Há um encanto matutino

Cansada, ela seguia devagar. Era um cansaço bom, adquirido em apenas uma hora, diferente de todo o cansaço ruim acumulado de uma semana. Estava suada, demasiadamente suada. Tinha feito agachamento unilateral, agachamento smith (dois ângulos), extensora (drop set), leg press 45 (drop set), supino inclinado com barra, cross over com polia baixa, tríceps unilateral cross, tríceps francês com corda, abdominal remador e esteira. Fora a caminhada de retorno para casa por mais vinte minutos. Pudera.

Quando saíra de casa, há mais ou menos uma hora e meia, ainda estava sonolenta e desanimada. Muito cansaço, demasiado sono. Além das autocobranças e inseguranças que tumultuavam seus pensamentos. Nada intrusivo; eram dela mesma. Agora retornava bem, cansada, mas bem. Os músculos que não relaxaram foram ativados. Sentia a roupa apertar. Ainda bem que os “lookinhos” de academia são feitos de lycra! Imagine se o tecido não esticasse? Não encontro outro nome que possa substituir a palavra desconforto em seu grau maior.

Com os músculos ativados, novos contornos desenhavam seu belo corpo. E com aquele sol pai agradável, sentia a vitamina D penetrar os fios do tecido, alcançar sua epiderme e energizá-la por dentro. Ela é matutina. Sabe e respeita o tempo do seu organismo.

Ela adentra a penúltima rua que dá acesso reto e imediato à sua. Precisará andar mais dois quarteirões e dobrar à esquerda para se aproximar do seu prédio.

A penúltima rua está calma. Sempre há movimento: vai e vem de gente, bichos e veículos. Ninguém para. Mas ela vê alguém parado na esquina. Aperta um pouco as pálpebras e nota que é uma mulher. Pensa que aquela está aguardando alguém. Não surge ninguém. Então, aquela atravessará a rua? Também não. Mantém-se no mesmo lugar. Parece distraída.
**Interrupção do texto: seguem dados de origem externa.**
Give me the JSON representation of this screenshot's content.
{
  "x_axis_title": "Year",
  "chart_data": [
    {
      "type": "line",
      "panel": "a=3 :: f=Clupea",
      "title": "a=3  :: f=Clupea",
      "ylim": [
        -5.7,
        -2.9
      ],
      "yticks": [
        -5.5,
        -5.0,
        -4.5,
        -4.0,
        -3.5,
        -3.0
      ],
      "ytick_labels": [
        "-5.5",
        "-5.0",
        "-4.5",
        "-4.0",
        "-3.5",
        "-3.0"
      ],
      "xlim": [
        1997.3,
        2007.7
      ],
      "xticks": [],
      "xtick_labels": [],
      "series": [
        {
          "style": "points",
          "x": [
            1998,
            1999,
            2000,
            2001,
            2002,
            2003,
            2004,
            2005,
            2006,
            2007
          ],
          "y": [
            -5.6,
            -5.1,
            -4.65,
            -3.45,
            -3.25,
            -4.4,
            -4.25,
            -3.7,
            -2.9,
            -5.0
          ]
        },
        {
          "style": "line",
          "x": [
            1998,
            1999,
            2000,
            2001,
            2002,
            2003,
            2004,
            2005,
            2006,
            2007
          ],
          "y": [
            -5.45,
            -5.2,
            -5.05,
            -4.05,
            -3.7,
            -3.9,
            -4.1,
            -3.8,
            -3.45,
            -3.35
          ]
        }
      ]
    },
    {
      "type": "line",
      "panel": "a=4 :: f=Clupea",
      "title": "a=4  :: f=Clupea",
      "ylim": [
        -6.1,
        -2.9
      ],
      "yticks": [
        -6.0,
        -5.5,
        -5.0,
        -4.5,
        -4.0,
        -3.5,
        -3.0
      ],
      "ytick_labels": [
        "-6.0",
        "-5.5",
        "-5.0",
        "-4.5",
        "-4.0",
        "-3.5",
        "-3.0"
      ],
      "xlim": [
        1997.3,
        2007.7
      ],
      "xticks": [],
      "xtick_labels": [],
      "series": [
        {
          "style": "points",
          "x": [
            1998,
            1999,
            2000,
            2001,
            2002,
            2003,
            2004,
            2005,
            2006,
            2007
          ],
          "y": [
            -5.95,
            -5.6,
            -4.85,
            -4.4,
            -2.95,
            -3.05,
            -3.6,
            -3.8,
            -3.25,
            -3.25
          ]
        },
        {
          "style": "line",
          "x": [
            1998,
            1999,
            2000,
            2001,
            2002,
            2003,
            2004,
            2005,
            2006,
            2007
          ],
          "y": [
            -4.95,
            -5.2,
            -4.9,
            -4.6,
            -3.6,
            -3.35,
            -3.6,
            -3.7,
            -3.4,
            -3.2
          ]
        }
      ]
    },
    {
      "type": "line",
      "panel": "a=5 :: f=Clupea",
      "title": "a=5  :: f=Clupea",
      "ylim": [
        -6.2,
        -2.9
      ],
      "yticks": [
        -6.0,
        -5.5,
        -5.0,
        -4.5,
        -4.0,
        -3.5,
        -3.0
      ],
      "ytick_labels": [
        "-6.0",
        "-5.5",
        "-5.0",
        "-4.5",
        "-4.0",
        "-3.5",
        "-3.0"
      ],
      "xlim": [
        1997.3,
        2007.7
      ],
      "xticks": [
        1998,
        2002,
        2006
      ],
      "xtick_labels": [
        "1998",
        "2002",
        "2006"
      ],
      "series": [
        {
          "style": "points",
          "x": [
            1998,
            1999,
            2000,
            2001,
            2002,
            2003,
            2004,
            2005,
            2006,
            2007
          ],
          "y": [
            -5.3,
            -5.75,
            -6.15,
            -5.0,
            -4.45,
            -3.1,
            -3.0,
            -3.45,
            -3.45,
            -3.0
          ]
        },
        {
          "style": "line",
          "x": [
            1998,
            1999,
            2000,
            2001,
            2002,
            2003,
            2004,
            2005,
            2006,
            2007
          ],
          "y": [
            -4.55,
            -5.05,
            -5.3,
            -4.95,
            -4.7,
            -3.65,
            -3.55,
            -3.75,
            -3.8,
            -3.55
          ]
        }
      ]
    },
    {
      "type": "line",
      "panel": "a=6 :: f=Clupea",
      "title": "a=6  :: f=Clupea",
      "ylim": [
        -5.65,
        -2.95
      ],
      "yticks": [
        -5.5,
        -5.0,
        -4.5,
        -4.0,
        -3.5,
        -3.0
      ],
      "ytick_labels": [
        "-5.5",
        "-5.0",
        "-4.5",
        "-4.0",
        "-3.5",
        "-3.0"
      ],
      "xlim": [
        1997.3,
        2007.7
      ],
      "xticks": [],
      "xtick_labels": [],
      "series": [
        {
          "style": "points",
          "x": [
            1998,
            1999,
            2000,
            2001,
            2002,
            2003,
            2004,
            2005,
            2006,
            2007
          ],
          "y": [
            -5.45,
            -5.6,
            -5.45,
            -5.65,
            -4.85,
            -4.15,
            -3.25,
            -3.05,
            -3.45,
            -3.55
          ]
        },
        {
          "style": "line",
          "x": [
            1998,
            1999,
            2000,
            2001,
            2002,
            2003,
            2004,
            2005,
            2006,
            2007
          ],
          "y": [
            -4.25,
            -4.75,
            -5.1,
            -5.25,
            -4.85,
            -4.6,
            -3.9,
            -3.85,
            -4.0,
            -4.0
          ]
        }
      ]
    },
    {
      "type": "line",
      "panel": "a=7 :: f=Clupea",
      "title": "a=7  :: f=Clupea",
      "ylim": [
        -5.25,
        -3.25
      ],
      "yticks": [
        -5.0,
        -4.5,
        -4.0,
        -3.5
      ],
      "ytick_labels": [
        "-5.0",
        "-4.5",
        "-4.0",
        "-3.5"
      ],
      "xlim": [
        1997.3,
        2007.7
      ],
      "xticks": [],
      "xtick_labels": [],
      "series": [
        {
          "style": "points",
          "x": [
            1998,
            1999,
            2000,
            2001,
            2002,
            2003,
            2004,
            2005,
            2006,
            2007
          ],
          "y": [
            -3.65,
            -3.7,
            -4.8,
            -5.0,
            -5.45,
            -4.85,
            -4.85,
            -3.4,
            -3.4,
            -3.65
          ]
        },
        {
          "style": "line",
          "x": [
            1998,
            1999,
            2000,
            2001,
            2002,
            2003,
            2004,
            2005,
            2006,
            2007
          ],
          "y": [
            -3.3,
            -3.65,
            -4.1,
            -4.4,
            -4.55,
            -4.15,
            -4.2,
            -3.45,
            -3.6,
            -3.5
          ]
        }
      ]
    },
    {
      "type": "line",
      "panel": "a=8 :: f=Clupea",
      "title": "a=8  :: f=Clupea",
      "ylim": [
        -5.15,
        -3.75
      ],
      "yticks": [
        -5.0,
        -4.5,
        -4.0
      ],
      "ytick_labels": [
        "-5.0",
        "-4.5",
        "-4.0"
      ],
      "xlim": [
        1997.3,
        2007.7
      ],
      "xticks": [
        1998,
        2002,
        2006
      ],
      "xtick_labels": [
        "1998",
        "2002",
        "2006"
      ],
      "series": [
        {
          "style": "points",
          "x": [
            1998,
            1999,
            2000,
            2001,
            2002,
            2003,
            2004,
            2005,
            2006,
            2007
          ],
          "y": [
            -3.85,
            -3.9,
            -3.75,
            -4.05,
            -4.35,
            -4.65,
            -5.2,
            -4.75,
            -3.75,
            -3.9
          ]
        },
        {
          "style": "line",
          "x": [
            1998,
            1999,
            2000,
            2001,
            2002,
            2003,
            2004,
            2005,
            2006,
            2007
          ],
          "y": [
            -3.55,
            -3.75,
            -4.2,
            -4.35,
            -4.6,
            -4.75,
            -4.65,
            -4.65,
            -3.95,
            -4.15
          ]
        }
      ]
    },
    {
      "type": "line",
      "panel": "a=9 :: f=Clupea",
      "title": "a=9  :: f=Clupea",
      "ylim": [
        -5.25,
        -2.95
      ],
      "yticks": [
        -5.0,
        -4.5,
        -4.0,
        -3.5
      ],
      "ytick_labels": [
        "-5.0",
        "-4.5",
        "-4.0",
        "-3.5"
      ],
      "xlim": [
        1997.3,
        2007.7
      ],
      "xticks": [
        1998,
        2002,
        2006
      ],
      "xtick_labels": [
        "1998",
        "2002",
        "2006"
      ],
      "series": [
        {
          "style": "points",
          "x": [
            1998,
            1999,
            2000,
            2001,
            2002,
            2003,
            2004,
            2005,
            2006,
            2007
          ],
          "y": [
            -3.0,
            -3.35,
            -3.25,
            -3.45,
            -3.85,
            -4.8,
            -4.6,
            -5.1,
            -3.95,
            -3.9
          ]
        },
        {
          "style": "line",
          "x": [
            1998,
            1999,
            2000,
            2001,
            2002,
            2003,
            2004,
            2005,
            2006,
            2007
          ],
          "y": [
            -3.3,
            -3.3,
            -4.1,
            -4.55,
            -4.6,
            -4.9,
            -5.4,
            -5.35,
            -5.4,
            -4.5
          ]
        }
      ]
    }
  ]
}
Aquela é uma mulher de estatura média e dimensão corporal comum. Morena e com a pele ressecada. Veste uma blusa verde de alcinha e uma bermuda jeans surrada. Nos pés, uma rasteirinha de plástico vermelho desbotada.

À medida que se aproximava dela, dava para perceber que não era distraída, mas sim ausente—ausente de si mesma. Porém, com algum resquício de consciência, aquela notou que a mulher bela e suada era encantadora em sua distração; por sua vez, ao perceber que aquela mulher na esquina era desprovida de juízo, respirou fundo, pois não sabia como—era um ímã de atração! Podia estar quem fosse ao seu lado; quantos mais! Só ela despertava a atenção dos doidos.

Na cidade vizinha em que fora criada há um louco daqueles que andam por todos os lugares e horários que não pode ver ela. Toda vez ele vem ao seu encontro, a abraça; se ela tenta caminhar, ele vai junto falando de tudo—tudo ininteligível.

Cansada de saber, mesmo sem entender o porquê, ela continua a caminhar. Sente sede, mas evita beber água da garrafinha; isso pode ser um gatilho para que aquela se aproxime e queira contato. Caminha firme e calma como se não houvesse ninguém no seu caminho. Inútil! Aquela mulher a viu e gritou:

— Oi! Você mora por aqui?

Pensando que a pobre doida quisera uma mísera informação, respondeu:

— Moro a duas ruas à frente.

— Você tem filhos? — indagou a doida com curiosidade.

— Não, não tenho — respondeu ela, seguindo o caminho com precisão.

— Você é casada?

— Sou.

— Ah!

Toda curiosidade, encantamento e o que mais quer que fosse se evaporaram. Não a seguiu e nem ficou olhando enquanto ela se distanciava; parecia ter esquecido rápido. Voltou imediatamente à sua ausência enquanto ela seguia rindo baixinho e sem olhar para trás. Era melhor.